Humana exiting employer group insurance business
The insurer says it will be exiting the business in a "phased manner" over the next 18 to 24 months.
Photo: Raymond Gehman/Getty Images
Humana has said it will be exiting the Employer Group Commercial Medical Products business, which includes all fully insured, self-funded and Federal Employee Health Benefit medical plans, as well as associated wellness and rewards programs.
The insurer said it will be exiting the business in a "phased manner" over the next 18 to 24 months, and will shift more of its focus to government-funded programs and specialty businesses.
Following a strategic review, the company determined that the Employer Group Commercial Medical Products business was no longer positioned to "sustainably meet the needs of commercial members" over the long term, or support the company's long-term strategic plans.
"This decision enables Humana to focus resources on our greatest opportunities for growth and where we can deliver industry leading value for our members and customers," said Humana president and CEO Bruce Broussard.
WHAT'S THE IMPACT?
Financial results for Employer Group Commercial Medical Products will be adjusted for non-GAAP purposes going forward, said Humana, and are not expected to impact the company's full-year 2023 adjusted earnings per share guidance.
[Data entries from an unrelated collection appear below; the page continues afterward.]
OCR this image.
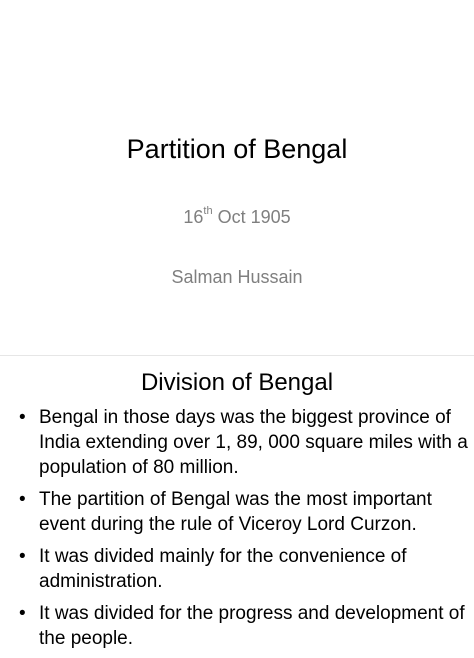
Partition of Bengal
16th Oct 1905
Salman Hussain
Division of Bengal
• Bengal in those days was the biggest province of India extending over 1, 89, 000 square miles with a population of 80 million.
• The partition of Bengal was the most important event during the rule of Viceroy Lord Curzon.
• It was divided mainly for the convenience of administration.
• It was divided for the progress and development of the people.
Based on the seasonality of the business' earnings, the company now expects first quarter 2023 earnings to represent about 33% of full-year 2023 adjusted EPS, after considering the non-GAAP treatment of the Employer Group Commercial Medical business. This compares to the approximately 35% estimate the company had previously disclosed, which did not take into account the non-GAAP treatment of those earnings.
The insurer said that, due to this seasonality dynamic, the non-GAAP treatment of Employer Group Commercial Medical results is also anticipated to increase the first quarter 2023 Insurance segment benefit ratio by around 30 basis points, with no impact expected on the full-year 2023 insurance segment benefit ratio.
THE LARGER TREND
Last summer, Humana announced it was simplifying its organizational structure and paring itself down into two main units, Insurance Services and CenterWell.
The restructuring follows on the heels of other organizational changes. In April 2022, Humana signed a definitive agreement with private investment firm Clayton, Dubilier & Rice to divest a majority interest in Humana's Kindred at Home subsidiary, KAH Hospice.
In June, the company said it was adding 14 states to its ongoing initiative to rebrand the home health division of Kindred at Home as CenterWell Home Health. KAH home health services have already begun transitioning to the CenterWell brand in a number of other states, with Phase 2 bringing the total up to 21 states overall.
ON THE RECORD
"Humana exiting the Employer Group Commercial Medical Products business speaks to a reduction of yet another carrier in the commercial space with significant business – leaving a number of employers and PEOs without a renewal in the coming year," said Caleb Parker, chief commercial officer at Angle Health. "And given that Humana offers level funding and self funding, employers will be looking for a new home for their benefits in the coming year. On a larger scale, this illustrates that the market is seeking modern platforms that push past the old guard. Members want digital-first, frictionless experiences that meet them where they are. They also want flexibility through custom packages, rather than off-the-shelf plans."